Marches for stricter gun laws happened all across Michigan and the U.S. today.
Thousands of people gathered in Detroit, Grand Rapids, Flint, and several other Michigan cities.
In Lansing, about 2,000 people walked from the Hall of Justice to the State Capitol, carrying signs and chanting.
Kayden Moore is a 6th grader in Jackson. He loves math and science. And he’s had to do active shooter drills at his school.
“It’s kind of scary ‘cause sometimes you don’t know if it’s happening or not," he said. "Sometimes they tell you if it’s a practice, but sometimes they don’t.”

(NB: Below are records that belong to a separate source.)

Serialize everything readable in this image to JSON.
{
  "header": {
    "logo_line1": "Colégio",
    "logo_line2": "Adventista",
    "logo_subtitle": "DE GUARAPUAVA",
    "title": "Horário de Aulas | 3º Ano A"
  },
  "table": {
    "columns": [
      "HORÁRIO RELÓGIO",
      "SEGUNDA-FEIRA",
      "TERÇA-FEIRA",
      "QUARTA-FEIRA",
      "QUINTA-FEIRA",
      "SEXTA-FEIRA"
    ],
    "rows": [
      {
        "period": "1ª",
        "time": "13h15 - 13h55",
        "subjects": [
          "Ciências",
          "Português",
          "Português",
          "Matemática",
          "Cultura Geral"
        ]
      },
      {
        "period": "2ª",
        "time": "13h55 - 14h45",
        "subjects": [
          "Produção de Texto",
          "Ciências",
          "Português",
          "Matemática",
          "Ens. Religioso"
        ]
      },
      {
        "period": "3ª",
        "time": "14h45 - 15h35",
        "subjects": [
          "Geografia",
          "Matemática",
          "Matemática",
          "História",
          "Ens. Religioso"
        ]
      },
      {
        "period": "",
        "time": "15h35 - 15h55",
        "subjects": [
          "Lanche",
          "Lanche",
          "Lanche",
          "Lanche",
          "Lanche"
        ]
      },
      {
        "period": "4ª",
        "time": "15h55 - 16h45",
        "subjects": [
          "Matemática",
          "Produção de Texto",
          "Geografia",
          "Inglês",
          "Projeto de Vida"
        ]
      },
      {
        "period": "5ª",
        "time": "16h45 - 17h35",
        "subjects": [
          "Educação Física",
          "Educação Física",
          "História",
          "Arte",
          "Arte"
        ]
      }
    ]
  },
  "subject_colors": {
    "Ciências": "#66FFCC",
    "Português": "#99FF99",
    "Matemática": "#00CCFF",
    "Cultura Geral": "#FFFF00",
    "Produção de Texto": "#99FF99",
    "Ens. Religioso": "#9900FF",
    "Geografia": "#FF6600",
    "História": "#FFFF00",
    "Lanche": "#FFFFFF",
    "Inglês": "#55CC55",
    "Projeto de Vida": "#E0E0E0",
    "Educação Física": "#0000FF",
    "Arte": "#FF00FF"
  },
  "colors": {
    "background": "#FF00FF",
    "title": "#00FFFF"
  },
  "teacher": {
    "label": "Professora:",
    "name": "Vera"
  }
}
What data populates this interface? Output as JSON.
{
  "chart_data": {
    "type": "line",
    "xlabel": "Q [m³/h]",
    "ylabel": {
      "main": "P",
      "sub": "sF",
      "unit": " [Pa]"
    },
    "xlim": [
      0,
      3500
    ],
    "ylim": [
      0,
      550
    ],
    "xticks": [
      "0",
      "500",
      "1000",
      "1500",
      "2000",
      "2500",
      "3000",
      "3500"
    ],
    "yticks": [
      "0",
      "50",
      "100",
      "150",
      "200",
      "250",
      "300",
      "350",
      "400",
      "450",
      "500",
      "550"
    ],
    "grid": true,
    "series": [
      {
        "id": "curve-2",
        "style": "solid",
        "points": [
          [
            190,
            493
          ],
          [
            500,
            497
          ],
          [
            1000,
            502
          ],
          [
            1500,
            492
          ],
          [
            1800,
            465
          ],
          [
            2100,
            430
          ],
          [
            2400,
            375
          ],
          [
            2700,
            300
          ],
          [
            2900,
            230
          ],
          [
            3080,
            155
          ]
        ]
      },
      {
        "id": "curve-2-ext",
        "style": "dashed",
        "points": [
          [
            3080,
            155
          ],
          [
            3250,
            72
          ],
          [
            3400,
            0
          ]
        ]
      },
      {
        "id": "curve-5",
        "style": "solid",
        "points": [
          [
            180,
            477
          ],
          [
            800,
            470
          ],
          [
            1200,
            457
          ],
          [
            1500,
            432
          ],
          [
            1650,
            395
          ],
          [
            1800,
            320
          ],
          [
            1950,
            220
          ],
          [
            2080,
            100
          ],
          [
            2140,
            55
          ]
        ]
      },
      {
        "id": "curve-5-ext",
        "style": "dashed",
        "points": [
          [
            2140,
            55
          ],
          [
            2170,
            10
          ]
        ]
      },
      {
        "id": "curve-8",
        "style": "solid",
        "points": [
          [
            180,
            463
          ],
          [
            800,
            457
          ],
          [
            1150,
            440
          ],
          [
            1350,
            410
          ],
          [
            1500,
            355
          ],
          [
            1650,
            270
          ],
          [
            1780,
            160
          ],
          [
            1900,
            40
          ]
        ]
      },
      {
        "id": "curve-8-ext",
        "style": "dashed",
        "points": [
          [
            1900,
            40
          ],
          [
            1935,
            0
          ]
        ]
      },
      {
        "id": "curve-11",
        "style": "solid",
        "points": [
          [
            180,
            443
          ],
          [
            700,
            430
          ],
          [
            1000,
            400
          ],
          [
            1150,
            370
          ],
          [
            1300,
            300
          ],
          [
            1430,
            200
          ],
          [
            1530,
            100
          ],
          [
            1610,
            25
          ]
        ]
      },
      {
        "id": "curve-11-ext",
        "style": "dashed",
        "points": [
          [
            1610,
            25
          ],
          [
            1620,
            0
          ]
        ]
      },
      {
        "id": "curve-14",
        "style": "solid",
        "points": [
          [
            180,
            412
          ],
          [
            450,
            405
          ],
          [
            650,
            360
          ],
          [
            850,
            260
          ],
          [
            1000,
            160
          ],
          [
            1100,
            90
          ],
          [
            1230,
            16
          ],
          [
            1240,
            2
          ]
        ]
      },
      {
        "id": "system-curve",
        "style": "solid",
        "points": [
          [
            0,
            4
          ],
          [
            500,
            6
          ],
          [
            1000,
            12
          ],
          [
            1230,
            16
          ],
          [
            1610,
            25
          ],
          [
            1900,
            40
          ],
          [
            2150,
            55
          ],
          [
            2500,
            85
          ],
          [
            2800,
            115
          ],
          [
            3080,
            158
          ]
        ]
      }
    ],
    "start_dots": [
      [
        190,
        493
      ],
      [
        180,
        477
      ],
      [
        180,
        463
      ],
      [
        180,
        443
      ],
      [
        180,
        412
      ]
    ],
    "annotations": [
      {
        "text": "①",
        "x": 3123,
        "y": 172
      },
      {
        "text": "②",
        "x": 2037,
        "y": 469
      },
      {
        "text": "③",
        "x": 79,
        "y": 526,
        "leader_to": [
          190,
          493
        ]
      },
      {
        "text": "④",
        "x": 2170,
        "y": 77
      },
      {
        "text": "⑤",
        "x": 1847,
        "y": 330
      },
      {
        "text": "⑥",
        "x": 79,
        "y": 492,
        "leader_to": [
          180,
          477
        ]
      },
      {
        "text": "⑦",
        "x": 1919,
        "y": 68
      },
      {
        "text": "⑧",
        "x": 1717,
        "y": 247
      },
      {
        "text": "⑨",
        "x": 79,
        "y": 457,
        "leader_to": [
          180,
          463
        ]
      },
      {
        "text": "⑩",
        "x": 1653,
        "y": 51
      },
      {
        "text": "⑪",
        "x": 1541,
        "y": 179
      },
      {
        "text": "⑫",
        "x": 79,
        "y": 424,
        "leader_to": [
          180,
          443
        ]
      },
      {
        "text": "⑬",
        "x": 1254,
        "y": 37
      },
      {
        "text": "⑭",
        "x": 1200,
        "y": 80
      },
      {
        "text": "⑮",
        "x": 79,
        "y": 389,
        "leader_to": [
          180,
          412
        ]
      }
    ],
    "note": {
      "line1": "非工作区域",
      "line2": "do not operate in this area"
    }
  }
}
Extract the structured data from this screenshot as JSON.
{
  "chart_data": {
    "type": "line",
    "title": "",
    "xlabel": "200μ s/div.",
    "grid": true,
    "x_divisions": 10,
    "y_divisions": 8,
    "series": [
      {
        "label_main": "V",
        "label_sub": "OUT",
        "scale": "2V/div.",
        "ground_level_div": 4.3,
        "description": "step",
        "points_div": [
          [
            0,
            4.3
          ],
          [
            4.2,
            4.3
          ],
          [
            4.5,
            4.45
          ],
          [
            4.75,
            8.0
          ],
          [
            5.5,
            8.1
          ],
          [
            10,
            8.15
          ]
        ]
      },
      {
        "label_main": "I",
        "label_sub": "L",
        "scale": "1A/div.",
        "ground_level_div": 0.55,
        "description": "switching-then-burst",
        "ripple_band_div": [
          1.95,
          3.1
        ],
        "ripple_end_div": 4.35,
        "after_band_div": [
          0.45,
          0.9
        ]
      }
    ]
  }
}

Once at the Capitol, lawmakers, candidates, and students spoke. They called for safer schools through measures like banning assault rifles and stricter background checks.
“How free are we we’re too afraid to go to the mall, to go to the movie theater, to go to school? How are we free if we’re too scared to live?” the Lansing event's organizer, Cydney Jenkins, told a cheering crowd. Jenkins is a student at North Farmington High School.
In February, a mass shooting at Marjory Stoneman Douglas High School in Florida claimed 17 lives. Since then there’s been an increase in threats reported at schools across Michigan. Police say they’re taking every threat seriously.
“The other day a door got slammed, and my first thought was a gunshot," said march participant Marissa Thaler, an elementary school art teacher in Waverly – near Lansing. "And then my second thought was, I can’t believe my first thought was gunshot.”